Ces graphiques de masse monétaire annoncent-ils une hyperinflation? – AIER

– 13 février 2021 Temps de lecture: 7 minutes

La Réserve fédérale a répondu à l’épidémie de coronavirus et aux verrouillages de 2020 par une expansion sans précédent de la masse monétaire. Dans de nombreux cas, une politique monétaire trop expansionniste a toujours conduit à des taux d’inflation élevés et à un effondrement économique. Les États-Unis connaîtront-ils le même sort d’inflation élevée et d’effondrement économique?

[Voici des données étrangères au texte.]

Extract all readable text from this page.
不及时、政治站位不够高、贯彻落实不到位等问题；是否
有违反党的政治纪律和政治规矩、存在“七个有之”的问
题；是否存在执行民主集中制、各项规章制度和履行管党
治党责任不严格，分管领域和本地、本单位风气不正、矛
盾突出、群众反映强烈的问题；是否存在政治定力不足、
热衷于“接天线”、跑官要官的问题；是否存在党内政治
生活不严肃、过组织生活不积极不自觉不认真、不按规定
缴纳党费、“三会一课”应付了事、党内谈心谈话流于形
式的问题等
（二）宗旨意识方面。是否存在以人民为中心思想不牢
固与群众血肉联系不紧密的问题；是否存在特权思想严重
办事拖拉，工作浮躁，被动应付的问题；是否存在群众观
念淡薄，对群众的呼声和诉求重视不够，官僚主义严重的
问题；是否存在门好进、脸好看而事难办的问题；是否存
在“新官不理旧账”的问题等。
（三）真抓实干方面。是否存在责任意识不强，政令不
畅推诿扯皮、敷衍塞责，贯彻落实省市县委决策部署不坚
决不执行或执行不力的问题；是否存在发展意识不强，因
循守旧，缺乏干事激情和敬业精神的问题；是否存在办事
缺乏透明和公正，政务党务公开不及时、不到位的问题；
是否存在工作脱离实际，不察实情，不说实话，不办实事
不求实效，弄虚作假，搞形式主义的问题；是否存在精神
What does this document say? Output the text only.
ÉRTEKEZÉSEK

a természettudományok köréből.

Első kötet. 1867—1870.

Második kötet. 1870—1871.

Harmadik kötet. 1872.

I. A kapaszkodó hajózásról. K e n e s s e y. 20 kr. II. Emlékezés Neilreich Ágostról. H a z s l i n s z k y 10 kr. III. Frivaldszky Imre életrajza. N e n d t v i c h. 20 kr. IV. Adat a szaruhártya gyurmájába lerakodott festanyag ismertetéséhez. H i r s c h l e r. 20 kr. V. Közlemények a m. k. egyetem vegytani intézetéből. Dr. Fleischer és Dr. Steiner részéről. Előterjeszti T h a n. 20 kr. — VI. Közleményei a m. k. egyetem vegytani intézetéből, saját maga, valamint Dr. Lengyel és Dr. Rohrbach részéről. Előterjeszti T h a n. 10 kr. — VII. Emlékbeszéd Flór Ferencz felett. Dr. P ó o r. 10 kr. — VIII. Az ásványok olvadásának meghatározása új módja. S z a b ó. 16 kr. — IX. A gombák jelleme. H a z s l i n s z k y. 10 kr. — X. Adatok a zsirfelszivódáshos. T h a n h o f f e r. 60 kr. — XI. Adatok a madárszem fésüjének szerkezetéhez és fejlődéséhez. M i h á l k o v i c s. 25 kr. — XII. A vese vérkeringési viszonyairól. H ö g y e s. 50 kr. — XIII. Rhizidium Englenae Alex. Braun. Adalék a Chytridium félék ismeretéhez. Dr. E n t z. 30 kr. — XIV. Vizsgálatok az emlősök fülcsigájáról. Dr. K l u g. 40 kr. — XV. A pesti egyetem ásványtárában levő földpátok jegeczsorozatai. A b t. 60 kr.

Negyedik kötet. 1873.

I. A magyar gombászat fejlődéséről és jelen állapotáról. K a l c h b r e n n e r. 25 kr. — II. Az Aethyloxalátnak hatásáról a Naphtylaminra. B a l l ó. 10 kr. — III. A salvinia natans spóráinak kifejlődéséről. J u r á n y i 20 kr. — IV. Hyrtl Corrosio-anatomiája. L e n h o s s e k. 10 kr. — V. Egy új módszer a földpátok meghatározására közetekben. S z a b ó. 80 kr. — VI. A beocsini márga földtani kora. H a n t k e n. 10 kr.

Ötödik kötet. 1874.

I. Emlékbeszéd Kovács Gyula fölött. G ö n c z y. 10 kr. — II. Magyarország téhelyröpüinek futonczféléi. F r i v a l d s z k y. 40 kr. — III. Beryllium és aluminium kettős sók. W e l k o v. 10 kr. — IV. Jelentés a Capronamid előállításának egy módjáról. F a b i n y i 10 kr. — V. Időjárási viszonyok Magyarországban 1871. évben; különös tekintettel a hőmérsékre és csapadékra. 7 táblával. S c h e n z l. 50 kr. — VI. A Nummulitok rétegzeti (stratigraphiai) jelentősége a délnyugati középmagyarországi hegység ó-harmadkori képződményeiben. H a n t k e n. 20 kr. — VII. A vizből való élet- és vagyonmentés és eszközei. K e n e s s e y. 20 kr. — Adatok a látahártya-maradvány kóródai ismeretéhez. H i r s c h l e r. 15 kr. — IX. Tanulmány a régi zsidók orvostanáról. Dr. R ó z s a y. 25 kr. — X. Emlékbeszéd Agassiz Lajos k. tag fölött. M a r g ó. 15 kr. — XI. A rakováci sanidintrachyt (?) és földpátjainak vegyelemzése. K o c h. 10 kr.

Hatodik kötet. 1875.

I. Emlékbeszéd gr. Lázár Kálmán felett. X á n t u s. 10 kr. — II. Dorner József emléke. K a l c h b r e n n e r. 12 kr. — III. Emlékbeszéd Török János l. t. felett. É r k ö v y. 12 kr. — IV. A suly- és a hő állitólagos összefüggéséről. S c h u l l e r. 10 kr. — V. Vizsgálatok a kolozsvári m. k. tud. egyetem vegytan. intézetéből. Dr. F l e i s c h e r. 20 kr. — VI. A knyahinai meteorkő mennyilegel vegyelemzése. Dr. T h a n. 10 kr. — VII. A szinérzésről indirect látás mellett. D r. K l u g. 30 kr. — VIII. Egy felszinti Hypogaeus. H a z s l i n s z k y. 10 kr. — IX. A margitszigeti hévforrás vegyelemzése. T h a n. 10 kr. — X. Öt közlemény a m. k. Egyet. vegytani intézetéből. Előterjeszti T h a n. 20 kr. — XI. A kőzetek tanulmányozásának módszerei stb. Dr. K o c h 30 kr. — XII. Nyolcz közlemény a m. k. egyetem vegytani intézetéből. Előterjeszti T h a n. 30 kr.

Explosion de la masse monétaire

Le ralentissement économique du premier semestre 2020 a été massif, tout comme la réponse de la Fed. La production économique américaine, mesurée en tant que produit intérieur brut (PIB) réel, a chuté à un taux annualisé de 31,4% au deuxième trimestre, le plus rapide jamais enregistré. La Fed a rapidement agi en abaissant ses objectifs de taux d’intérêt à presque zéro et en élargissant considérablement l’offre de monnaie de base.

Ces facteurs ont conduit à un bond considérable de la masse monétaire au sens large. La figure 1 montre les changements sur 12 mois du M2 depuis 1982. En 2020, le M2 a augmenté de près de 4 billions de dollars, de loin la plus grande expansion de l’histoire des États-Unis.

Figure 1. Évolution du M2 par rapport à il y a un an (en milliards)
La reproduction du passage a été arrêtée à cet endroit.